The reality on the ground for many enterprises contemplating SOA is figuring out how to break open or streamline creaky legacy systems. There's too much emphasis on attempting to expose pieces of such applications as Web services, when all this does is put on a new front-end to the same moribund application. ("Lipstick on a pig.") Jeremy cautions against a common approach used in composite applications, in which legacy processes are replicated in a new environment -- resulting in two code bases. The risk is that companies may still not exactly be sure "what the correct business logic should be because the original code is not entirely readable or documented." As a result, maintenance costs are even higher, because the new application tier is "duplicating functionality without retiring the existing legacy code." 

Jeremy's observations raise important points about the great frontier of SOA -- tens or hundreds of thousands of legacy systems across today's enterprises. Sometimes, putting SOA lipstick on a pig is an act of expediency for overextended, understaffed, and under-budgeted IT departments. In fact, this is often seen as score one for SOA value -- the ability to work with assets that are already in place, without disrupting those assets.

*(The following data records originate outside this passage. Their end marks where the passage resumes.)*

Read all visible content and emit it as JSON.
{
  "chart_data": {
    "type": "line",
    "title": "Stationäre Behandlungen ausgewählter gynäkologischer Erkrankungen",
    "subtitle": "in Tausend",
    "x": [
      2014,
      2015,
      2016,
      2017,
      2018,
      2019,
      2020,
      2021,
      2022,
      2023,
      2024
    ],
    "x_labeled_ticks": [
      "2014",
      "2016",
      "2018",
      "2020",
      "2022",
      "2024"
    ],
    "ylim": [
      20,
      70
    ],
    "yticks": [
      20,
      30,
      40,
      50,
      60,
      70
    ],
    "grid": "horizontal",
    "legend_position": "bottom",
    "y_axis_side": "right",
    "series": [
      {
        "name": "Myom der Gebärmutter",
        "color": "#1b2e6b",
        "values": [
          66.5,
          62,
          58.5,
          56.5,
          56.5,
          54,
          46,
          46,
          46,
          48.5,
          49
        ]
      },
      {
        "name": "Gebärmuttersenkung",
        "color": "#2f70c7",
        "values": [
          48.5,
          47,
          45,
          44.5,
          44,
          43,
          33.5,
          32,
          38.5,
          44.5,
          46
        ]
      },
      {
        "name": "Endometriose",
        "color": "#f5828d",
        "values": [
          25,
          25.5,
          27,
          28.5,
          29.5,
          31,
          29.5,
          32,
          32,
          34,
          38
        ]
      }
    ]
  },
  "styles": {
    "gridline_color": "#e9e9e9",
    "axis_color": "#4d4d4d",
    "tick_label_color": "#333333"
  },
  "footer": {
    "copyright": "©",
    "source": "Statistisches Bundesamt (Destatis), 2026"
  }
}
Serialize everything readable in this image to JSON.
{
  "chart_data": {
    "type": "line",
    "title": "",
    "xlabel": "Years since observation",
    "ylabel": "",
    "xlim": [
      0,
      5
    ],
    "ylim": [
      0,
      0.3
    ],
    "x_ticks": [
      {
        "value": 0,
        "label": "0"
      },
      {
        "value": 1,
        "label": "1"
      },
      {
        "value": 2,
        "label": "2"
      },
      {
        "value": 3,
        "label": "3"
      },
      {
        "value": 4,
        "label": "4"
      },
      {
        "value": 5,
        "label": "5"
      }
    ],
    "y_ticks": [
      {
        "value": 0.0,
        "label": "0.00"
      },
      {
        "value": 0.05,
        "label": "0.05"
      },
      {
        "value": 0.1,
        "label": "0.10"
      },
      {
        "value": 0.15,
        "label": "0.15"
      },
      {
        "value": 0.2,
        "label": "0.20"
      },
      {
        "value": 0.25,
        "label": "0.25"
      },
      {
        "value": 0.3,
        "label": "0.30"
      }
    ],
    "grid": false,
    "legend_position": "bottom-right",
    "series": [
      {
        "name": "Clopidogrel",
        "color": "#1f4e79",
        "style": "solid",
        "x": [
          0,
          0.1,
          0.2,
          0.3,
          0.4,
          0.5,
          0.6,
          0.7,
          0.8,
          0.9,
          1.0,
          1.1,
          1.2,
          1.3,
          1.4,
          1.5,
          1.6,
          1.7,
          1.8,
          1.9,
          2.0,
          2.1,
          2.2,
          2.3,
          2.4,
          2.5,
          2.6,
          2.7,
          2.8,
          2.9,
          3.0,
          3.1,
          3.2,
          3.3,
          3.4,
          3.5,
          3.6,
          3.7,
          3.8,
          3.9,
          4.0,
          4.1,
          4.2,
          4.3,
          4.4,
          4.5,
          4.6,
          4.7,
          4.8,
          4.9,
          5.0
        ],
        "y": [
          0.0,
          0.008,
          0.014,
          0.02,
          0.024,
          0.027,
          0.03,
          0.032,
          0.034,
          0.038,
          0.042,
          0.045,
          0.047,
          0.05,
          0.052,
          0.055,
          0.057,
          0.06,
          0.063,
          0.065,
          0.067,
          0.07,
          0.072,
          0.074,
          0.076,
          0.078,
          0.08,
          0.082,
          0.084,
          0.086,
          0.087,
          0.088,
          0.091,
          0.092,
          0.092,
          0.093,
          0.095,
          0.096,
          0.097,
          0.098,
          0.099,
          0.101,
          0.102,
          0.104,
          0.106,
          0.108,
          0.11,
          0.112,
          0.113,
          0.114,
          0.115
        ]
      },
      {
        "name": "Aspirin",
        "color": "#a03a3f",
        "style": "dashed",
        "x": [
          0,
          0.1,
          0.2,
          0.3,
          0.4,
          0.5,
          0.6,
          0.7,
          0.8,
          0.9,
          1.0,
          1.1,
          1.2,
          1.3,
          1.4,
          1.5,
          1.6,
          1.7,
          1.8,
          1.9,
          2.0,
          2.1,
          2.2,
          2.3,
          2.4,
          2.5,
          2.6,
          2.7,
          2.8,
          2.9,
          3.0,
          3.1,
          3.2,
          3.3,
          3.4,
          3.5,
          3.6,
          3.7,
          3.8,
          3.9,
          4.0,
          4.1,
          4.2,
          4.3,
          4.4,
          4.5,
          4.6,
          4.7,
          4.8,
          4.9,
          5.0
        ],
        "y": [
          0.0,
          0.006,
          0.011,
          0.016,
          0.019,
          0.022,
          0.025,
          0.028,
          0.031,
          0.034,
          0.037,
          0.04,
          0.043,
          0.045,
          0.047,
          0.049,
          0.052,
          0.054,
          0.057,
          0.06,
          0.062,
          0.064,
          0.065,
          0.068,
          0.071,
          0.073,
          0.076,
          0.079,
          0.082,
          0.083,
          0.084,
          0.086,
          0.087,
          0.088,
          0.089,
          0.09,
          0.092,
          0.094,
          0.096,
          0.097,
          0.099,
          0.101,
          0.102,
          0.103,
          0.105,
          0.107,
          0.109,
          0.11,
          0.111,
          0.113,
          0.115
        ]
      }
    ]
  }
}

For many companies, their legacy systems, no matter how creaky, are "good enough" to get the job done, even though they may be a spaghetti-tangled mess. The goal is to simply bridge the gap until they someday reach enough of a service critical mass to make a large-scale move. Until then, there's an appeal to quick-and-dirty projects that can squeeze more years out of such systems -- even if it doesn't add much real value to the business other than recovering some sunken costs.